Bandele, who has described himself as a “child of the Black liberation movement,” has taken credit for helping free several cop killers, a quest he started at the suggestion of Assata Shakur during one of their meetings in Cuba in the mid-1990s.
“One of the things that Assata gave us, which was an assignment: Her assignment was … ‘What are you doing to bring my comrades home?'” Bandele said at an event earlier this month honoring Shakur, who died in September.
Bandele recalled the fugitive telling him, “Why don’t y’all utilize this rap and hip hop to some way provide resources or raise awareness around our political prisoners?” Thus, Bandele cofounded the Black August Hip Hop Project, which held hip hop concerts to raise awareness about black nationalists convicted of murdering police officers.

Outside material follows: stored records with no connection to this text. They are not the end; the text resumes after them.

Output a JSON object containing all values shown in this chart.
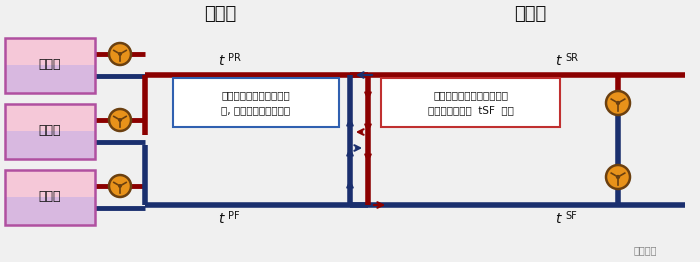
{
  "title_left": "一次侧",
  "title_right": "二次侧",
  "chiller_label": "冷冻机",
  "tPR": "t   PR",
  "tPF": "t   PF",
  "tSR": "t   SR",
  "tSF": "t   SF",
  "text_box1_line1": "当一次侧流量高于二次侧",
  "text_box1_line2": "时, 一次侧回水温度降低",
  "text_box2_line1": "当二次侧流量高于一次侧时",
  "text_box2_line2": "二次侧流体温度  tSF  升高",
  "color_red": "#8b0000",
  "color_blue": "#1a2f6e",
  "color_red_arrow": "#8b0000",
  "color_blue_arrow": "#1a2f6e",
  "color_chiller_top": "#f5c0d0",
  "color_chiller_bot": "#d0c0e8",
  "color_chiller_border": "#c04080",
  "color_pump_fill": "#e8921a",
  "color_pump_border": "#6b4010",
  "color_bg": "#f0f0f0",
  "color_text": "#000000",
  "color_box1_border": "#3060b0",
  "color_box2_border": "#c03030",
  "pipe_lw": 4.0,
  "pump_r": 11
}
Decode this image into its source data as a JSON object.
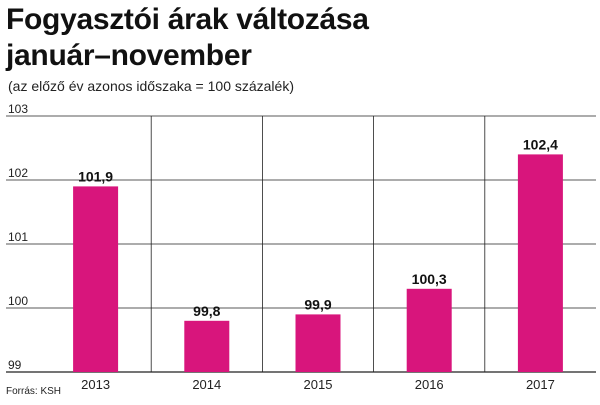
{
  "title_line1": "Fogyasztói árak változása",
  "title_line2": "január–november",
  "subtitle": "(az előző év azonos időszaka = 100 százalék)",
  "source": "Forrás: KSH",
  "colors": {
    "bar": "#d8157c",
    "grid": "#222222"
  },
  "chart_data": {
    "type": "bar",
    "title": "Fogyasztói árak változása január–november",
    "subtitle": "(az előző év azonos időszaka = 100 százalék)",
    "categories": [
      "2013",
      "2014",
      "2015",
      "2016",
      "2017"
    ],
    "values": [
      101.9,
      99.8,
      99.9,
      100.3,
      102.4
    ],
    "value_labels": [
      "101,9",
      "99,8",
      "99,9",
      "100,3",
      "102,4"
    ],
    "xlabel": "",
    "ylabel": "",
    "ylim": [
      99,
      103
    ],
    "yticks": [
      99,
      100,
      101,
      102,
      103
    ],
    "grid": true
  }
}
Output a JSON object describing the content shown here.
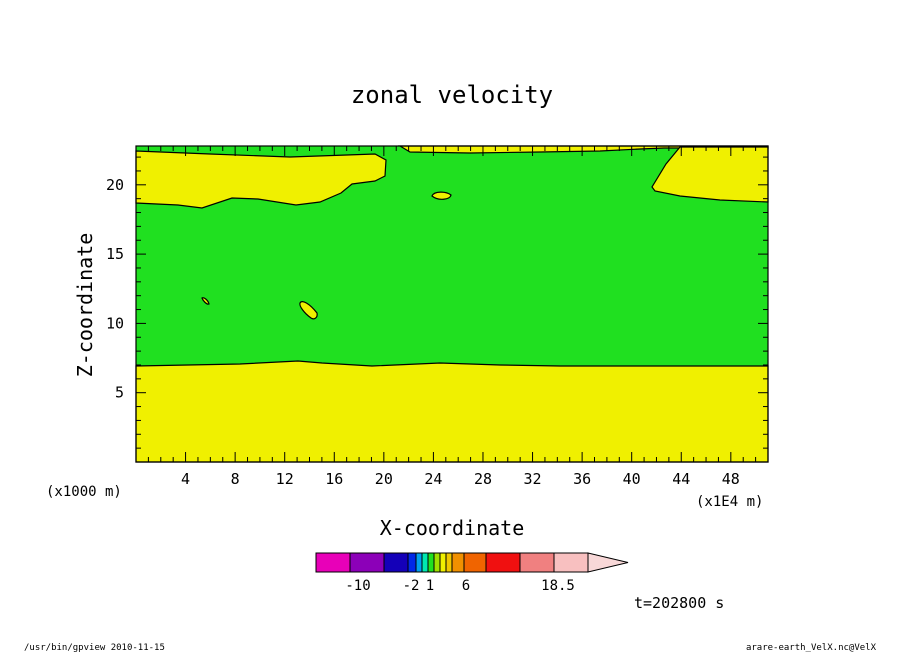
{
  "chart_data": {
    "type": "heatmap",
    "subtype": "filled-contour",
    "title": "zonal velocity",
    "xlabel": "X-coordinate",
    "ylabel": "Z-coordinate",
    "x_scale_note": "(x1000 m)",
    "x_scale_note_right": "(x1E4 m)",
    "xlim": [
      0,
      51
    ],
    "ylim": [
      0,
      22.8
    ],
    "x_ticks": [
      4,
      8,
      12,
      16,
      20,
      24,
      28,
      32,
      36,
      40,
      44,
      48
    ],
    "y_ticks": [
      5,
      10,
      15,
      20
    ],
    "time_label": "t=202800 s",
    "colorbar": {
      "levels": [
        "-10",
        "-2",
        "1",
        "6",
        "18.5"
      ],
      "colors": [
        "#e800b8",
        "#8c00b8",
        "#1400b8",
        "#0028e8",
        "#00a0f0",
        "#00e8b0",
        "#20e020",
        "#a0e000",
        "#f0f000",
        "#f0c800",
        "#f09000",
        "#f06400",
        "#f01010",
        "#f08080",
        "#f8c0c0",
        "#f8d8d8"
      ]
    },
    "regions": [
      {
        "name": "upper band",
        "color": "#20e020"
      },
      {
        "name": "lower layer",
        "color": "#f0f000"
      }
    ],
    "grid": false
  },
  "footer": {
    "left": "/usr/bin/gpview   2010-11-15",
    "right": "arare-earth_VelX.nc@VelX"
  },
  "colors": {
    "green": "#20e020",
    "yellow": "#f0f000"
  }
}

“Many of the names that [Shakur] lifted up and told us to make sure that we were about the business of bringing them home—most of them are home right now,” said Bandele.
Bandele organized a petition on behalf of Mutulu Shakur, who was sentenced to 60 years in prison for his role in the murder of two police officers during the infamous 1981 Brink’s armored truck robbery in Nanuet, N.Y. Mutulu Shakur also helped Assata Shakur escape prison in 1979.

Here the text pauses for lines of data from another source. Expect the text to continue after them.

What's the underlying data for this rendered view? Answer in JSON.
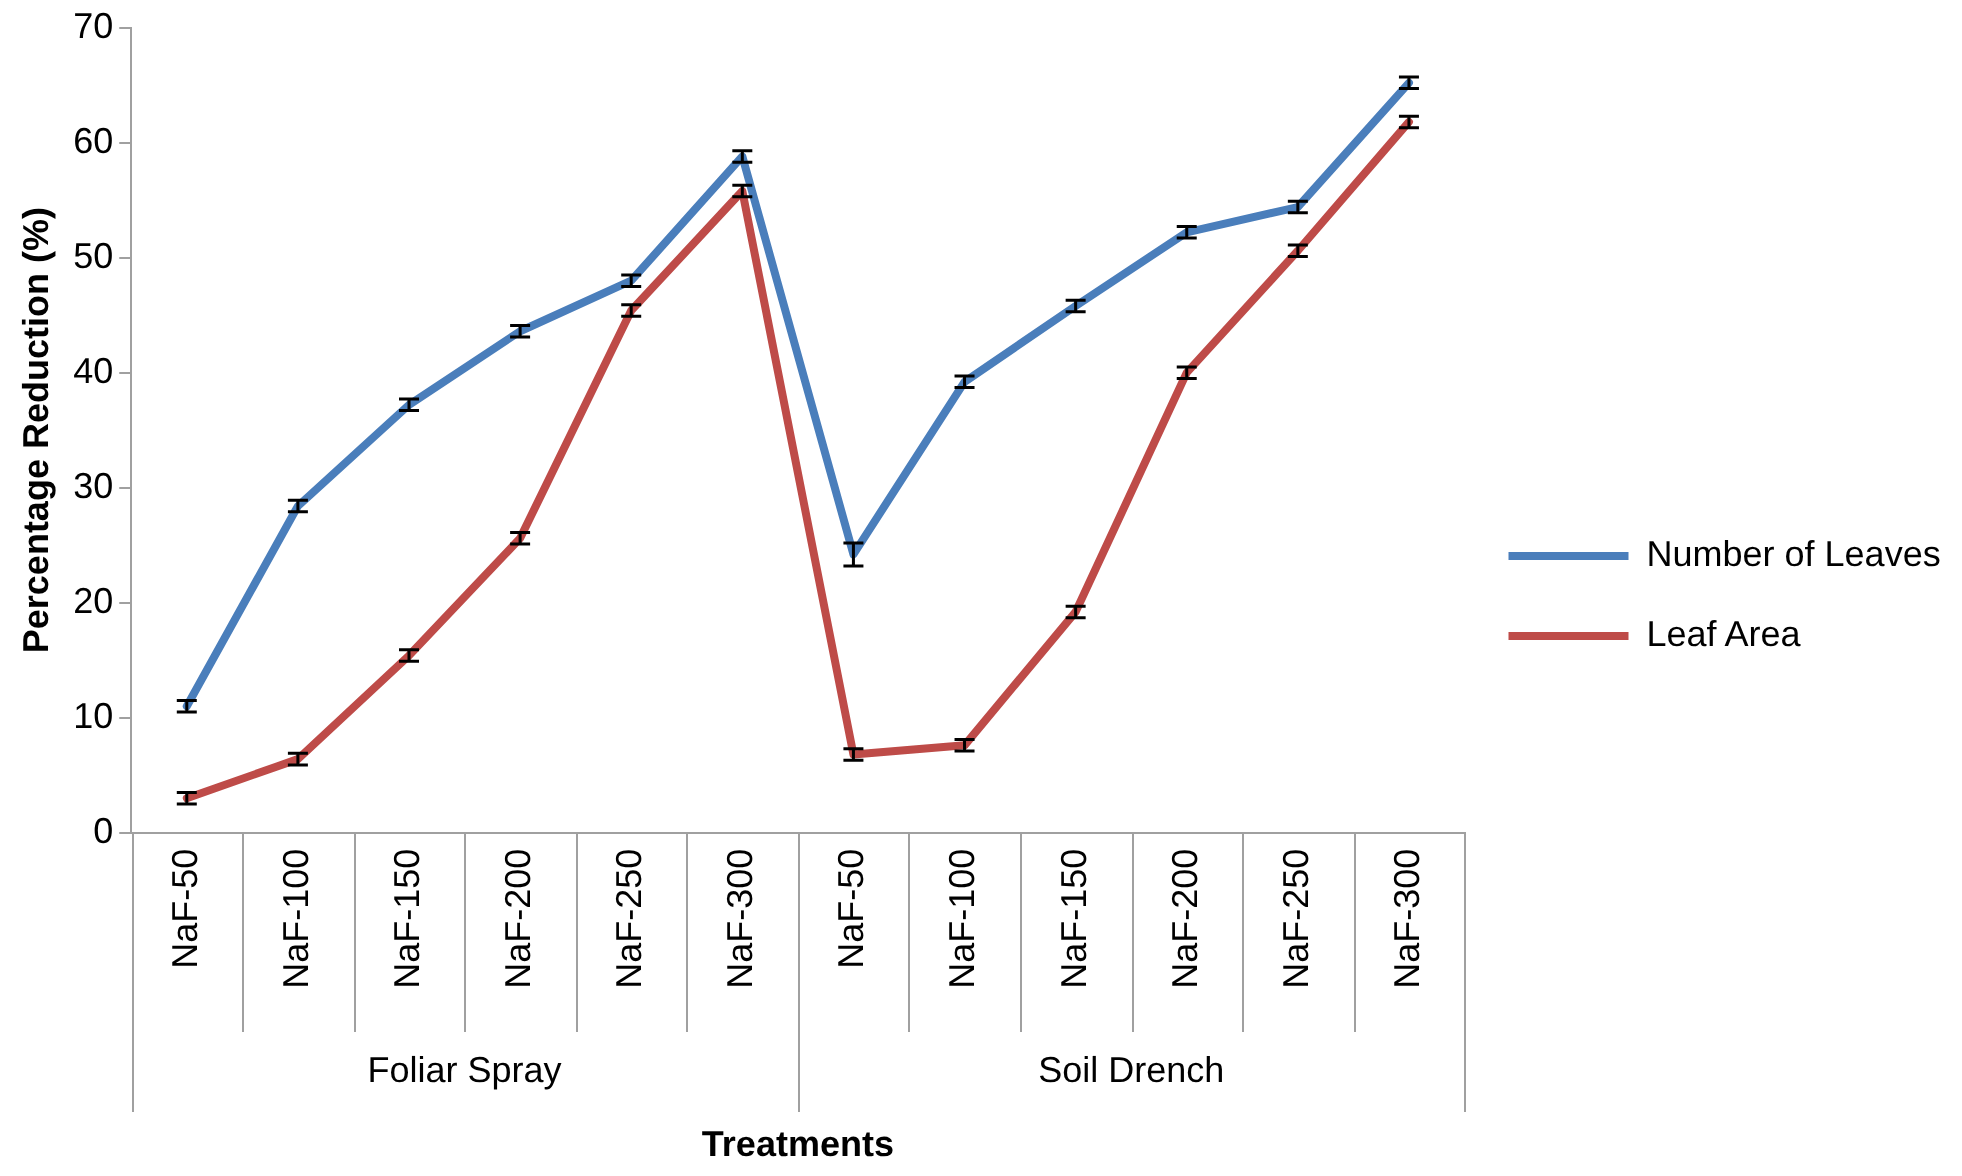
{
  "chart_data": {
    "type": "line",
    "ylabel": "Percentage Reduction (%)",
    "xlabel": "Treatments",
    "categories": [
      "NaF-50",
      "NaF-100",
      "NaF-150",
      "NaF-200",
      "NaF-250",
      "NaF-300",
      "NaF-50",
      "NaF-100",
      "NaF-150",
      "NaF-200",
      "NaF-250",
      "NaF-300"
    ],
    "annotations": [
      "Foliar Spray",
      "Soil Drench"
    ],
    "series": [
      {
        "name": "Number of Leaves",
        "color": "#4a7ebb",
        "values": [
          11,
          28.4,
          37.2,
          43.6,
          48,
          58.8,
          24.2,
          39.2,
          45.8,
          52.2,
          54.4,
          65.2
        ],
        "errors": [
          0.5,
          0.5,
          0.5,
          0.5,
          0.5,
          0.5,
          1,
          0.5,
          0.5,
          0.5,
          0.5,
          0.5
        ]
      },
      {
        "name": "Leaf Area",
        "color": "#be4b48",
        "values": [
          3,
          6.4,
          15.4,
          25.6,
          45.4,
          55.8,
          6.8,
          7.6,
          19.2,
          40,
          50.6,
          61.8
        ],
        "errors": [
          0.5,
          0.5,
          0.5,
          0.5,
          0.5,
          0.5,
          0.5,
          0.5,
          0.5,
          0.5,
          0.5,
          0.5
        ]
      }
    ],
    "ylim": [
      0,
      70
    ],
    "yticks": [
      0,
      10,
      20,
      30,
      40,
      50,
      60,
      70
    ],
    "grid": false,
    "legend": "right",
    "marker": "none",
    "line_style": "solid"
  }
}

Bandele was a coordinator for the “Bring Sundiata Acoli Home Alliance” campaign. Acoli was an accomplice of Assata Shakur in the 1974 murder of New Jersey state trooper Werner Foerster. Both Mutulu Shakur and Acoli were released from prison in 2022.
In March 2018, Bandele organized a press conference regarding parole for Bell, who murdered NYPD officers Waverly Jones and Joseph Piagentini in 1971. Bell denied for decades that he was involved in the killing, claiming he was jailed as “a political prisoner.” He admitted to the killings in 2012.
Bell’s attorney, Robert Boyle, said at the press conference that “Mr. Bell has taken responsibility for his actions, has expressed genuine remorse.” Bell was released from prison in April 2018.
The New York City police union and then-New York City mayor Bill de Blasio (D.), now a fervent ally of Mamdani, vehemently opposed Bell’s parole. “Paroling Mr. Bell sends the dangerous signal that killing a police officer is anything less than the most heinous of crimes,” de Blasio said.
Bandele has visited Abu-Jamal, a former BLA member who murdered Philadelphia police officer Daniel Faulkner in 1981, and pushed for his release from prison.
Bandele has called Marilyn Buck a “freedom fighter.” Buck, one of several white women allied with the BLA, was convicted for her roles in helping spring Assata Shakur from prison in 1979, the 1981 Brink’s truck killings, and a bombing of the U.S. Senate building in 1983.
The Mamdani transition team did not respond to a request for comment.